B) Disclosure Timelines
 Effective case flow management systems have meaningful goals from inception of a file to its disposition. Especially important are time standards which shape expectations with respect to the maximum length of time appropriate for particular types of cases. In the absence of clear goals, practitioners have no way of measuring their own (or their organization’s) effectiveness in caseload management.Footnote 65 All major studies of trial delay have noted that establishing time limits for each step in the judicial process is one of the most effective ways of reducing delays and improving efficiency. This approach is reflected in the English, Australian and New Zealand disclosure legislation. The only disclosure deadline existing in Canada is the constitutional requirement that the accused be tried without unreasonable delay.
 Judicial pretrial hearings are a regular feature in all levels of court in Canada. But clear authority to issue binding directions is not conferred on the judges presiding over these hearings. They have to rely on persuasion. Some counsel, both Crown and defence, are not easily persuaded. Delay should not be used as a bargaining chip by either party. Where counsel are unreasonable, pretrial judges should have authority to establish binding disclosure deadlines, subject to variation where required in the interests of justice.
 A number of Canadian jurisdictions are facing an acute pre-trial custody crisis. In Ontario, for example, more than 65% of inmates in provincial institutions are awaiting trial. Delay in providing accused with disclosure is one of many problems contributing to systemic backlog in the courts.
 The LeSage/Code Report recommends setting administrative goals for initial disclosure within time limitations running from the date of the charge and commensurate with the nature and complexity of the trial. The Report also recommends the Ontario Police Services Act and the Crown Policy Manual set out these administrative time lines. It has been suggested to us that administrative timelines should be addressed in the agreements contemplated in Recommendation 1.2 above rather than in legislation or inflexible directives.
 A number of reports have endorsed the view that in the absence of exceptional circumstances, primary disclosure should be provided at the first non-bail court appearance of the accused. The Report of the Criminal Justice Review and the Early Case Consideration Report suggest that prior to first appearance, an experienced Crown counsel should screen the charges and confirm the material required to be disclosed.

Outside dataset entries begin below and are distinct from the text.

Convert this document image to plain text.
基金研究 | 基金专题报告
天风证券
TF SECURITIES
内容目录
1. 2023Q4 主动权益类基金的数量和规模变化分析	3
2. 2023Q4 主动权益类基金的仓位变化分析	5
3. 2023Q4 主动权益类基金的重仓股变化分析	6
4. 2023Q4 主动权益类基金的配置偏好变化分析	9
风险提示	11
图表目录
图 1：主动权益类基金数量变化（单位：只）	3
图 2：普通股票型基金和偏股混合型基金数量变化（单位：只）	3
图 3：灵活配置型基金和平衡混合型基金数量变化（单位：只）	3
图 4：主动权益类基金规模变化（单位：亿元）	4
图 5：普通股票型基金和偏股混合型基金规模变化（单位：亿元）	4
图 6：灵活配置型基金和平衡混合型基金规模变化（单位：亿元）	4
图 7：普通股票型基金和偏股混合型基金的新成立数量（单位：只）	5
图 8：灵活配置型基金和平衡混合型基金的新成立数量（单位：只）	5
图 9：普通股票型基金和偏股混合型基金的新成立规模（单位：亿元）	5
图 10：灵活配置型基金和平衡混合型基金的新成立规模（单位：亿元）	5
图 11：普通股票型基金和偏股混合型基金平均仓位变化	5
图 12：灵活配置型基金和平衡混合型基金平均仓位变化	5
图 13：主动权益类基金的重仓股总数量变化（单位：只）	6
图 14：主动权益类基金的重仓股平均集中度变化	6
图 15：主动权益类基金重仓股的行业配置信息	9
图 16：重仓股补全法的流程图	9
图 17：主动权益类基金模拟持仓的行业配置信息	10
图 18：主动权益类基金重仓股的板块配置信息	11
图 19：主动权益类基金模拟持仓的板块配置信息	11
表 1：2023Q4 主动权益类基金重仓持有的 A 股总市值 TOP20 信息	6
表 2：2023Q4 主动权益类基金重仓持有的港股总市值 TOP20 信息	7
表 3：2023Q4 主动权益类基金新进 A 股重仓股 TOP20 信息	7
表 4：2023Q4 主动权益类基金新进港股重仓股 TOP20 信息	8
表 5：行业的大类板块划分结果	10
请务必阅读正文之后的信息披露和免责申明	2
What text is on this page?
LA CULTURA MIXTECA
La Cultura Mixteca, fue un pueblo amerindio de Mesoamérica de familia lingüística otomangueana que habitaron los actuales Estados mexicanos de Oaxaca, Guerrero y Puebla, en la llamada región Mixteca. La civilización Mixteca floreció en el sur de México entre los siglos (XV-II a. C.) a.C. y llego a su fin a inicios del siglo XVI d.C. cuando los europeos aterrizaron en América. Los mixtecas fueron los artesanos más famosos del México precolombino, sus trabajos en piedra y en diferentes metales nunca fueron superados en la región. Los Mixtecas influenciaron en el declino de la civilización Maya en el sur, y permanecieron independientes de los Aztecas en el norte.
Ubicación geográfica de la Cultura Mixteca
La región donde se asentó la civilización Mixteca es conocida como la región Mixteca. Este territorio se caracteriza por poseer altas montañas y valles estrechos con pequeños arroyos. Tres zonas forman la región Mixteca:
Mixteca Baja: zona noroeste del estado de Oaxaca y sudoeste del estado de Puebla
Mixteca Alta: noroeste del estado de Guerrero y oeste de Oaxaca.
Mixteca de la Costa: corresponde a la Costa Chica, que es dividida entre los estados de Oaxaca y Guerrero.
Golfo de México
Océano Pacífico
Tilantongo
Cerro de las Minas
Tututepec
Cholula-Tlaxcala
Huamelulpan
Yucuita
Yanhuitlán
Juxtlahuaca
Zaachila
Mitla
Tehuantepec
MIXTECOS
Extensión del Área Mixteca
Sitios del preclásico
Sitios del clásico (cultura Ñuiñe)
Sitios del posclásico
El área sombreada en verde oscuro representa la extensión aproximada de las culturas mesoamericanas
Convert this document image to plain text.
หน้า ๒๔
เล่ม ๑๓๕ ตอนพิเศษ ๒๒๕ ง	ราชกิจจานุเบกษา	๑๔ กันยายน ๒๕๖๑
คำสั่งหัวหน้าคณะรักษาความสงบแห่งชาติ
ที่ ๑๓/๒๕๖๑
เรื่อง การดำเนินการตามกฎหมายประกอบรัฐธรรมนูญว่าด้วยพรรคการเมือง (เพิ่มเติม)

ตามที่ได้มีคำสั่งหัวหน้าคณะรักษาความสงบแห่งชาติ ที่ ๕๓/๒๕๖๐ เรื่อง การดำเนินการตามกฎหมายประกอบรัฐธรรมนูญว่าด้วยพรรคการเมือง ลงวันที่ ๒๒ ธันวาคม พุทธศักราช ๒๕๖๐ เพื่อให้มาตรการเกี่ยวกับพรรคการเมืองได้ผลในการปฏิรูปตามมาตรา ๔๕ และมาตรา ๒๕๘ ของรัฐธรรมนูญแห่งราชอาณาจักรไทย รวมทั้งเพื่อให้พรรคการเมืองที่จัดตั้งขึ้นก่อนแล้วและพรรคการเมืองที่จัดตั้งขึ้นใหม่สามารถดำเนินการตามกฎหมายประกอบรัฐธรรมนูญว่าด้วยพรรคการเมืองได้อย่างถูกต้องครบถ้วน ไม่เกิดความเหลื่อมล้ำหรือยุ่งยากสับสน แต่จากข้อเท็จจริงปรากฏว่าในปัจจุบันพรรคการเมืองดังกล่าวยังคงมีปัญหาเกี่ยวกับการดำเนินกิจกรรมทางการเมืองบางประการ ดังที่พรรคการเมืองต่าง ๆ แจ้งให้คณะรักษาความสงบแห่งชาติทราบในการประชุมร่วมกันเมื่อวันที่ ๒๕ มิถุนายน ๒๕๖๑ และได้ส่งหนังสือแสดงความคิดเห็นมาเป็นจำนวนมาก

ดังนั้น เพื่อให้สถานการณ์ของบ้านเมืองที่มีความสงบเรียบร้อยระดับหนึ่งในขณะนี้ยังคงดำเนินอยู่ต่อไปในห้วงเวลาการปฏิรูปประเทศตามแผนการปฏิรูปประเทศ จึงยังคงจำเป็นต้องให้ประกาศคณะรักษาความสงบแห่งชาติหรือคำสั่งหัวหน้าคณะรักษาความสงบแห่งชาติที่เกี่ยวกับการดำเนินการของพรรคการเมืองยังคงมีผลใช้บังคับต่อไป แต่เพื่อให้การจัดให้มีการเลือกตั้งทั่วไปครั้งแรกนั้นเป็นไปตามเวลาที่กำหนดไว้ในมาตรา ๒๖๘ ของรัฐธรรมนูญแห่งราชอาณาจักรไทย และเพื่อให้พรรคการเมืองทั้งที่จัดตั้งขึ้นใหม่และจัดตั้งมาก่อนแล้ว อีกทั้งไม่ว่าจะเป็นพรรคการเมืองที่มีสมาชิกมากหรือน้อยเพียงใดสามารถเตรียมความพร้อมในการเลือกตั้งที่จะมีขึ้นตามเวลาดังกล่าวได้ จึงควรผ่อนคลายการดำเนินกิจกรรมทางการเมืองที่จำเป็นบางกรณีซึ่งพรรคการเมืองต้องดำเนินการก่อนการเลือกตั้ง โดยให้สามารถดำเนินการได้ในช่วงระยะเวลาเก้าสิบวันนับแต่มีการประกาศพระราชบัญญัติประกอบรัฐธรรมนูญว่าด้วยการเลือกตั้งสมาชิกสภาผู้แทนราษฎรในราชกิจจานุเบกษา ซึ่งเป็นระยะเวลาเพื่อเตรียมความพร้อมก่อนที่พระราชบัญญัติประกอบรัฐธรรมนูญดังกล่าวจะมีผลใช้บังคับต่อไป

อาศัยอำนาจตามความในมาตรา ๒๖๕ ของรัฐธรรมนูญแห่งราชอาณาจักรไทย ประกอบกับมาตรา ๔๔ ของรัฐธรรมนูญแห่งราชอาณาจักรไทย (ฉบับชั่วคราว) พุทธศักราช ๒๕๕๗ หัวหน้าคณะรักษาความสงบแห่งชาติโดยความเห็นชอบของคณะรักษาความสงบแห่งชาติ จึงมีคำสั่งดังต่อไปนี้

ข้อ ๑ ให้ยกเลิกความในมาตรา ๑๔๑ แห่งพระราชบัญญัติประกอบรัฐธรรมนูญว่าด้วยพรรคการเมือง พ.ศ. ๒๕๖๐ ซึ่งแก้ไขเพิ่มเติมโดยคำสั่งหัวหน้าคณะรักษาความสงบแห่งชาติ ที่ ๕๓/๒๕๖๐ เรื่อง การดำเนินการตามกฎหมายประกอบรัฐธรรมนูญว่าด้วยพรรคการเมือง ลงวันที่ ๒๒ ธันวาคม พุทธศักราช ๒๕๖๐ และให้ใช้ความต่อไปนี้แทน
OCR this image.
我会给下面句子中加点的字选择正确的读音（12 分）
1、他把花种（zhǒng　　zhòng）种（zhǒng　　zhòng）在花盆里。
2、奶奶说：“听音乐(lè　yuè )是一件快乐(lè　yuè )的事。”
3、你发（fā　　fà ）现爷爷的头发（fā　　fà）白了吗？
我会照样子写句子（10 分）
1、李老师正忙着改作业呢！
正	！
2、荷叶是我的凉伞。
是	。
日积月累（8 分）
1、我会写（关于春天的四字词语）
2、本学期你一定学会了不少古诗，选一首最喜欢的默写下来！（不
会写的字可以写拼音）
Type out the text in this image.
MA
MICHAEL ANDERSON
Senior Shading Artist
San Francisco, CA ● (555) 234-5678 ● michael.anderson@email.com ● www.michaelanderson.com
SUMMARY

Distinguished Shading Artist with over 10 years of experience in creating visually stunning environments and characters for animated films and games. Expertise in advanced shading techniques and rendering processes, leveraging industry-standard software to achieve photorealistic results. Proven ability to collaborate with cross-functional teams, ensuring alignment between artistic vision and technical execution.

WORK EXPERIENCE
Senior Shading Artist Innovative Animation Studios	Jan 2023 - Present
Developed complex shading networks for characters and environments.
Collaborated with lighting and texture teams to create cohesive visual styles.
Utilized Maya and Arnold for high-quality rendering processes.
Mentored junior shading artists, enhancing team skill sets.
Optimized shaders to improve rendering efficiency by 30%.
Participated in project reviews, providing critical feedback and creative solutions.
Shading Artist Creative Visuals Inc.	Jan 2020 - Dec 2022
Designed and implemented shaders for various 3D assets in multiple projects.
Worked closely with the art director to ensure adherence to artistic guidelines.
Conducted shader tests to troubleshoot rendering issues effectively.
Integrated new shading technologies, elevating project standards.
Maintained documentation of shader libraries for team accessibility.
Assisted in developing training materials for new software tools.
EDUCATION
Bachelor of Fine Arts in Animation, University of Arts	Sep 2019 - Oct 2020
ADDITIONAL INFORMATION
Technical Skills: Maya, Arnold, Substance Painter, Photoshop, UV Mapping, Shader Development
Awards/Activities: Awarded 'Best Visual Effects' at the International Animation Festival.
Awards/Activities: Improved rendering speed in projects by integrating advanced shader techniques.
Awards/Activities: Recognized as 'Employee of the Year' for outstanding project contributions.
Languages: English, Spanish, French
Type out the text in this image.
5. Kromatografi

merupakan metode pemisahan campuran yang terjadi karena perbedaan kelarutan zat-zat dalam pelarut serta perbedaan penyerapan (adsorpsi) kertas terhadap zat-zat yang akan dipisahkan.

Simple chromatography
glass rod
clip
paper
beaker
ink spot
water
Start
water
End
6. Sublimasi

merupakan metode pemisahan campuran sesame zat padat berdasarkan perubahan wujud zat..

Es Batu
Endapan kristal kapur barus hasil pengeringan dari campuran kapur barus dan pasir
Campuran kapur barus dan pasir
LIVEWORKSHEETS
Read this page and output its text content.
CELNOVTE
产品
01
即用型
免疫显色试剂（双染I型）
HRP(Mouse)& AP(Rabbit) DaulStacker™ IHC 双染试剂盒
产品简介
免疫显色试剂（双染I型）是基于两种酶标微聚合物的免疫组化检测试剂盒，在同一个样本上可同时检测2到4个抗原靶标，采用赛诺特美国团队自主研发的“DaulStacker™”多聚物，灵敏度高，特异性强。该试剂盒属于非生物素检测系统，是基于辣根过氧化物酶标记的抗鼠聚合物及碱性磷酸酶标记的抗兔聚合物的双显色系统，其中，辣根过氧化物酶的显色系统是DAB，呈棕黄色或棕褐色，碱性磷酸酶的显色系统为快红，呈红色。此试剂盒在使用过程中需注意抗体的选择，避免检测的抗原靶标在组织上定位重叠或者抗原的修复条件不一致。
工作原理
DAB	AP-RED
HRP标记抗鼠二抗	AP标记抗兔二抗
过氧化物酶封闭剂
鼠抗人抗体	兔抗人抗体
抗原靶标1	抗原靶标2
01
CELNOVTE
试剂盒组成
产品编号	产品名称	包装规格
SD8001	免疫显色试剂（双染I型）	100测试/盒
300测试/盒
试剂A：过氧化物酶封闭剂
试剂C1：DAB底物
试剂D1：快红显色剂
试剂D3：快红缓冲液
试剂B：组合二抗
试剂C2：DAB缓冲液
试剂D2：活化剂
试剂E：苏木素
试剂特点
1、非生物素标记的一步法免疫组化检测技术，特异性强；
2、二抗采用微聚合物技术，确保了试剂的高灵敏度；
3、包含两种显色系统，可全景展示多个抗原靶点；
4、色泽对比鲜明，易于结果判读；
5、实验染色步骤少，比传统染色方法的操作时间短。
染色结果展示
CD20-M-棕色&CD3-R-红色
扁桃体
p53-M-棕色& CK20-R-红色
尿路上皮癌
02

4.1 We endorse the recommendation in the LeSage/Code and Early Case Consideration reports that administrative goals be set for basic disclosure within time limits running from the date of the charge and commensurate with the nature and complexity of the evidence and the trial. These goals should indicate 1) when the Crown brief is to be finalized to the extent possible by the police and provided to the Crown; and 2) when basic disclosure and the Crown’s position in the event of a guilty plea are to be provided to the accused. These administrative goals should be specified in the agreements referred to in Recommendation 1.2.